There are rules governing IPO over subscription; know them
If you are an IPO subscriber, chances are you would have encountered a situation where the offer was oversubscribed. Take for instance the offering from RBL Bank in August 2016; it was oversubscribed three times over on day 2. Another offering, Quess Corp was oversubscribed 147 times in July. More recently, the BSE IPO was subscribed 51times on final day. Yes, it is good to invest in a company whose IPO is being oversubscribed, it indicates how the markets and market players are keen on the company. It is a reconfirmation of the interest in such a stock.
At the same time, investing in the IPO of a company which has been oversubscribed manifolds means that you might get only a few shares compared to the number of shares you had applied for. In every IPO, investor categories are distinguished and a portion is reserved for them. The categories defined are: qualified institutional investors, non-institutional investors, retail investors, and there could be an employee category as well. Typically, oversubscription happens when people apply for more shares than what were on offer.

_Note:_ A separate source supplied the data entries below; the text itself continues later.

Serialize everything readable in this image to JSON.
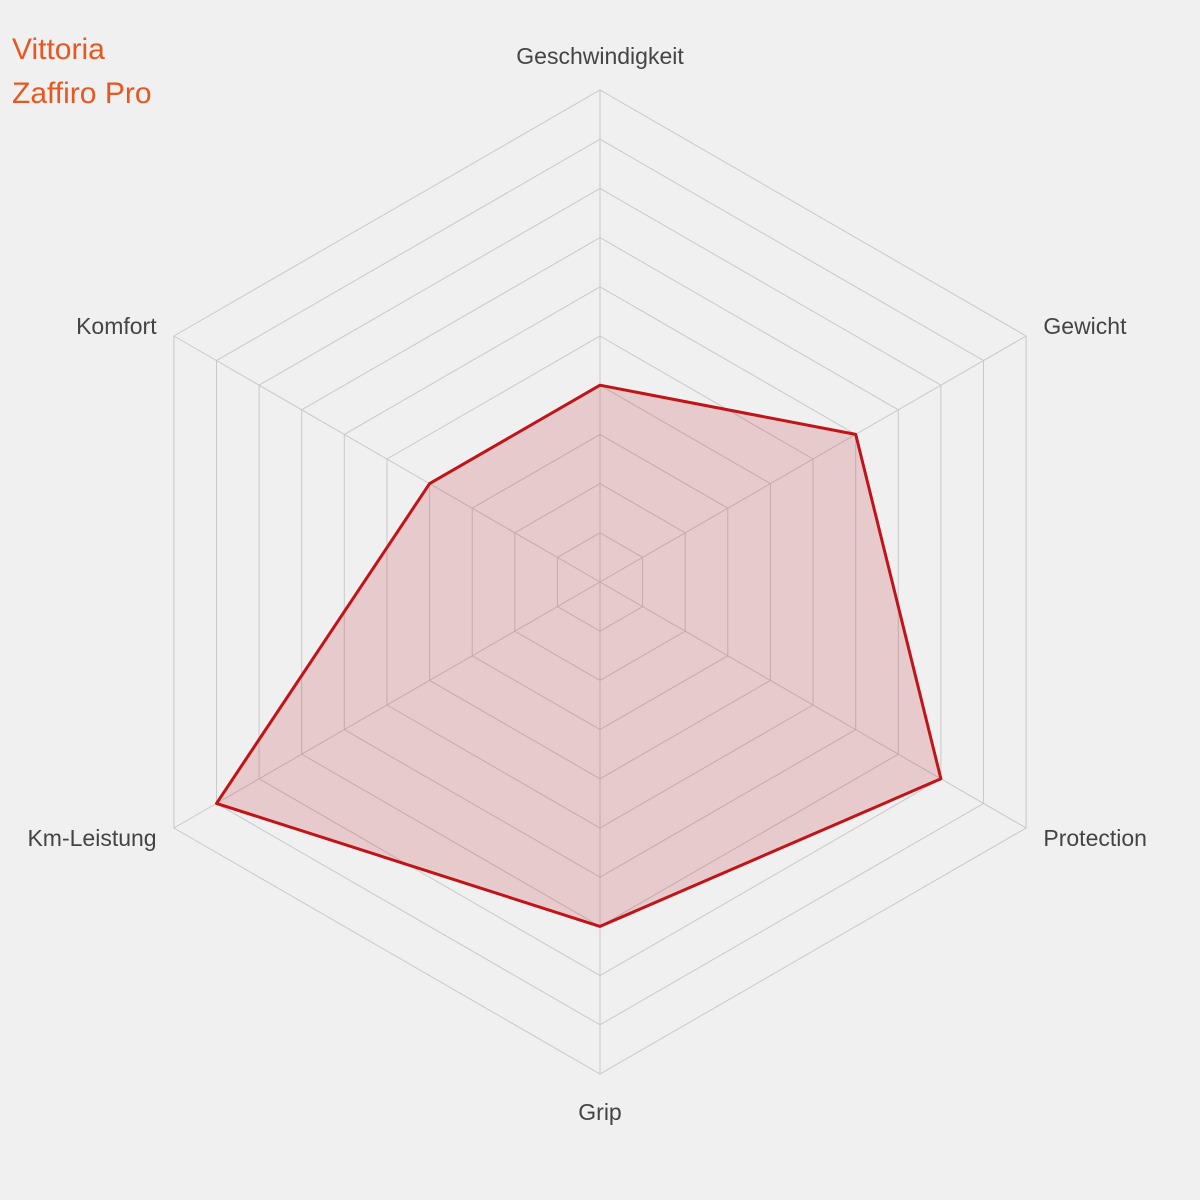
{
  "title": {
    "line1": "Vittoria",
    "line2": "Zaffiro Pro",
    "color": "#e8571f"
  },
  "chart_data": {
    "type": "radar",
    "categories": [
      "Geschwindigkeit",
      "Gewicht",
      "Protection",
      "Grip",
      "Km-Leistung",
      "Komfort"
    ],
    "values": [
      4,
      6,
      8,
      7,
      9,
      4
    ],
    "scale_max": 10,
    "rings": 10,
    "grid": true,
    "legend": "none",
    "grid_color": "#c9c9c9",
    "series_stroke": "#c01418",
    "series_fill": "rgba(192,20,24,0.17)",
    "label_color": "#444444",
    "background": "#f0f0f0"
  }
}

So, the Rs 1,234.4 crore BSE IPO had existing shareholders selling 15.42 million shares through an offer for sale, representing 28.26 per cent of BSE’s pre-share sale capital. The portion reserved for qualified institutional buyers was subscribed 48.64 times, while that for retail investors were subscribed 6.18 times. The portion meant for non-institutional investors saw a subscription of 77.22 times.
How are shares allotted?
In cases where the issue is oversubscribed, allotment happens as per predefined rules laid out by the Securities and Exchange Board of India (Sebi) guidelines, which states that every issuer must define a minimum application amount, between Rs 10,000 and Rs 15,000. And, depending on the final issue price, the lot size is defined in terms of the number of shares. The finalisation of the basis of allotment for investors will be by Jan 31, 2017. But, it is certain that not every retail investor will get as many shares as they invested for. For instance in the case of Quess Corp IPO, the minimum lot size was 45 shares, which means anyone who applied for lesser number of shares; would have got nothing.

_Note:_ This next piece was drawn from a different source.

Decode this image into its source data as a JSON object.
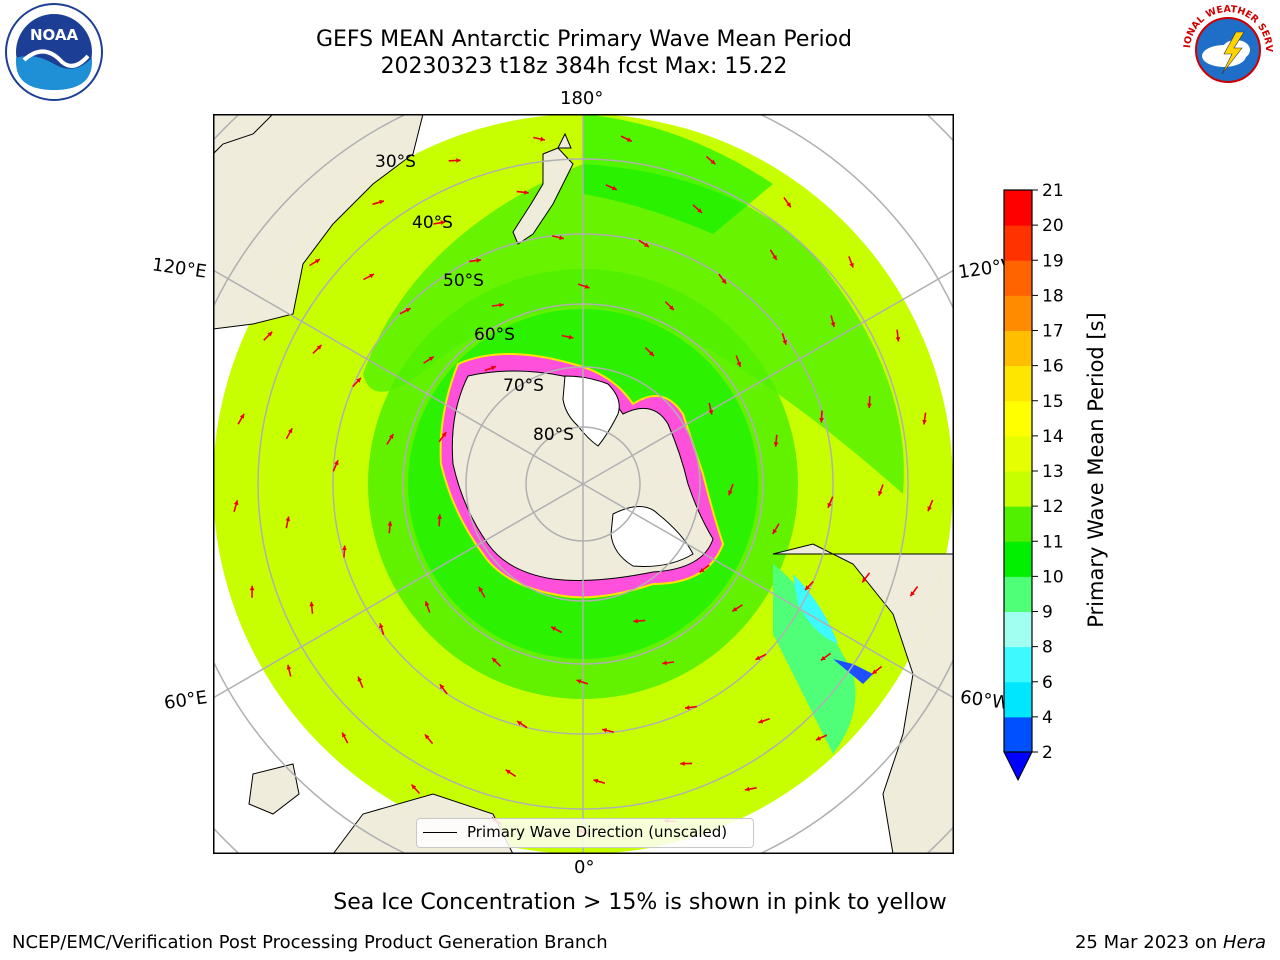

Allocation to retail investors happens based on the total number of shares available for retail investors divided by the minimum lot size, which determines the maximum number of applicants who will receive allotment. Based on this figure, applicants receive the minimum lot regardless of how much they applied for. If the number of applications received is more than this, then a lottery follows. The lesson for you as an IPO investor is that, in case an IPO is oversubscribed manifolds, there are chances that more retail investors will receive nothing.
When applying for an IPO, use the Application Supported by Blocked Amount (ASBA) facility available through banks, wherein your application amount is blocked and debited only when the shares get allotted. Till then, you receive interest on the blocked amount. You could bid more this way than it may be necessary whenever IPOs get highly oversubscribed. There are other advantages in using the ASBA; you can revise and even withdraw your bid by giving an application to the bank as long as the IPO is open and you sense it is lukewarm and not firing as you expected.